So I've noticed, in addition to reminding our kids about using good manners and treating people respectfully, there are several things we find ourselves saying now that we are parents: "hold my hand in the parking lot", "don't put that in your mouth" and even the dreaded "because I said so". But there are also a number of sentences I'd never have expected to utter:
"don't clean your feet with your toothbrush"
"don't forget to put your underwear on"
"don't put food in your underwear"
"don't bite your toenails"
"don't wipe your buggers on the wall and then cover them with scotch tape"
"don't sit on your sister's head"
and most recently:
"don't bite strangers"
Don't bite strangers? As if it's ok to bite people you know! Although realistically, I'd rather have my kids bite me than a stranger -- if they insist on biting. This winner of a phrase came out on our way home from Boston. We were at the airport and Evan ran up to a man we had joked with earlier and bit him. He actually BIT the man! So I said what any mother would say, "Evan, don't bite strangers!" Even as the words came out of my mouth it didn't sound quite right. Luckily, Evan only nibbled and the man just laughed about it, calling Evan a little puppy.
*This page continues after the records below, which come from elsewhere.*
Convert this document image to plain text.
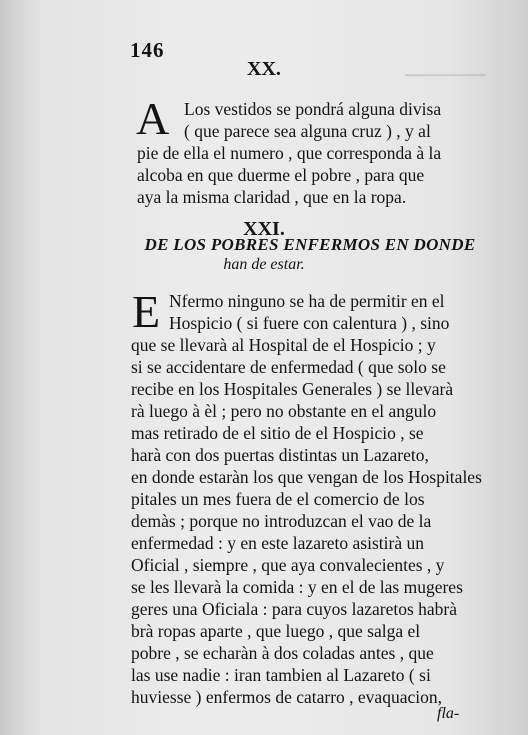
▁▁▁▁▁▁▁▁
146
XX.
A Los vestidos se pondrá alguna divisa
( que parece sea alguna cruz ) , y al
pie de ella el numero , que corresponda à la
alcoba en que duerme el pobre , para que
aya la misma claridad , que en la ropa.
XXI.
DE LOS POBRES ENFERMOS EN DONDE
han de estar.
E Nfermo ninguno se ha de permitir en el
Hospicio ( si fuere con calentura ) , sino
que se llevarà al Hospital de el Hospicio ; y
si se accidentare de enfermedad ( que solo se
recibe en los Hospitales Generales ) se llevarà
rà luego à èl ; pero no obstante en el angulo
mas retirado de el sitio de el Hospicio , se
harà con dos puertas distintas un Lazareto,
en donde estaràn los que vengan de los Hospitales
pitales un mes fuera de el comercio de los
demàs ; porque no introduzcan el vao de la
enfermedad : y en este lazareto asistirà un
Oficial , siempre , que aya convalecientes , y
se les llevarà la comida : y en el de las mugeres
geres una Oficiala : para cuyos lazaretos habrà
brà ropas aparte , que luego , que salga el
pobre , se echaràn à dos coladas antes , que
las use nadie : iran tambien al Lazareto ( si
huviesse ) enfermos de catarro , evaquacion,
fla-
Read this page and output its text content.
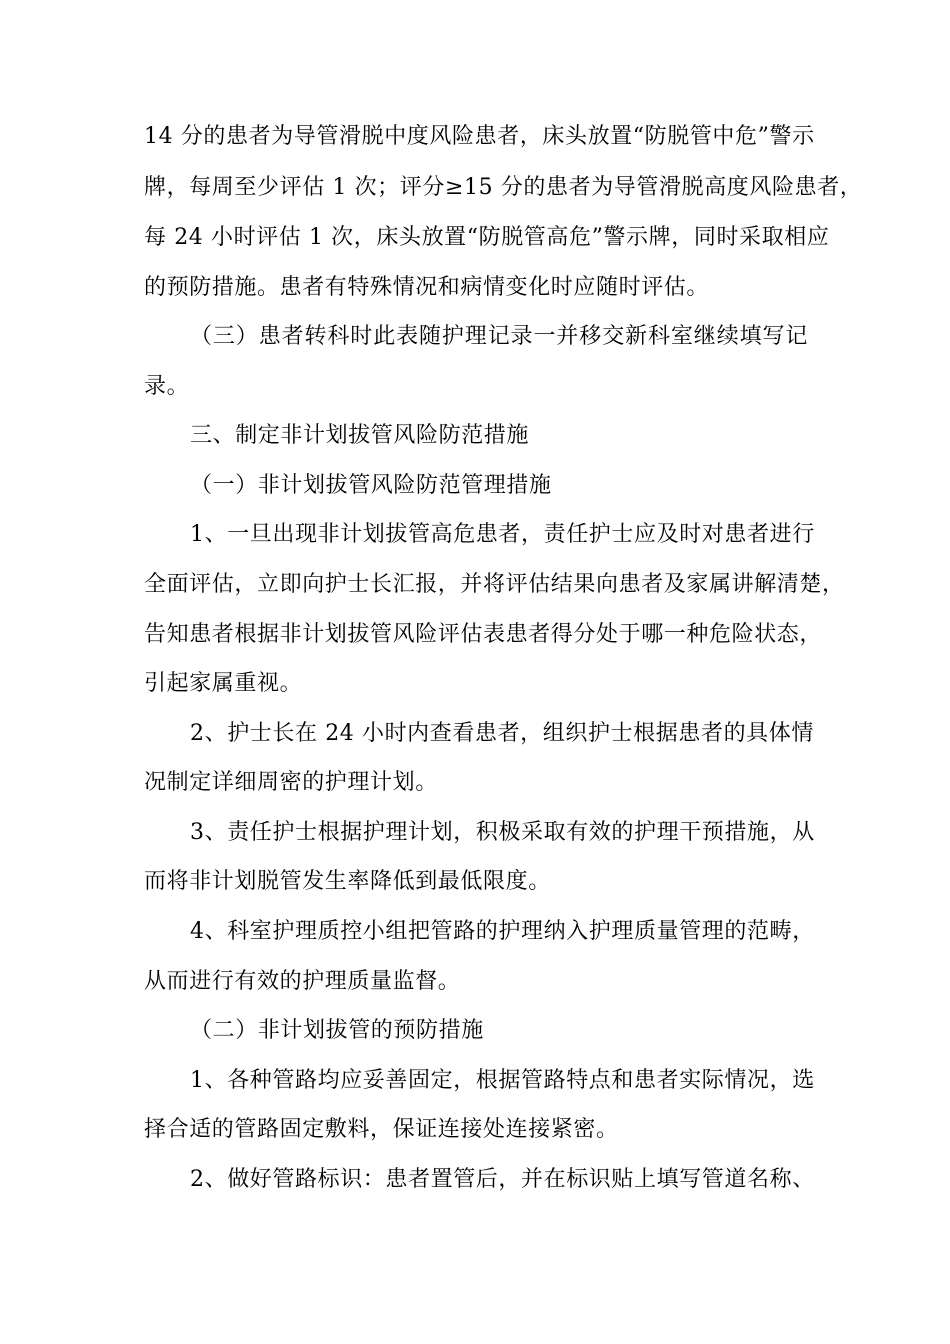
14 分的患者为导管滑脱中度风险患者，床头放置“防脱管中危”警示
牌，每周至少评估 1 次；评分≥15 分的患者为导管滑脱高度风险患者，
每 24 小时评估 1 次，床头放置“防脱管高危”警示牌，同时采取相应
的预防措施。患者有特殊情况和病情变化时应随时评估。
（三）患者转科时此表随护理记录一并移交新科室继续填写记
录。
三、制定非计划拔管风险防范措施
（一）非计划拔管风险防范管理措施
1、一旦出现非计划拔管高危患者，责任护士应及时对患者进行
全面评估，立即向护士长汇报，并将评估结果向患者及家属讲解清楚，
告知患者根据非计划拔管风险评估表患者得分处于哪一种危险状态，
引起家属重视。
2、护士长在 24 小时内查看患者，组织护士根据患者的具体情
况制定详细周密的护理计划。
3、责任护士根据护理计划，积极采取有效的护理干预措施，从
而将非计划脱管发生率降低到最低限度。
4、科室护理质控小组把管路的护理纳入护理质量管理的范畴，
从而进行有效的护理质量监督。
（二）非计划拔管的预防措施
1、各种管路均应妥善固定，根据管路特点和患者实际情况，选
择合适的管路固定敷料，保证连接处连接紧密。
2、做好管路标识：患者置管后，并在标识贴上填写管道名称、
This biting incident was the wake up call we needed that Evan was experiencing increased aggression as a side effect to one of the meds he was on. The crazy thing is the way the aggression played out -- this is pure aggression and not anger based. He ran up to the man with a smile on his face and looked like he was going to hug him. We had also seen him hit and throw things but there are so many possible reasons for him to act out, it was hard to make the call. It could have been the disruption to his schedule with traveling, increased seizures, the lack of a nap, etc. When we got home we called his doctor and began weaning him off of one of the drugs and saw a huge improvement in just a week. These drugs are scary things.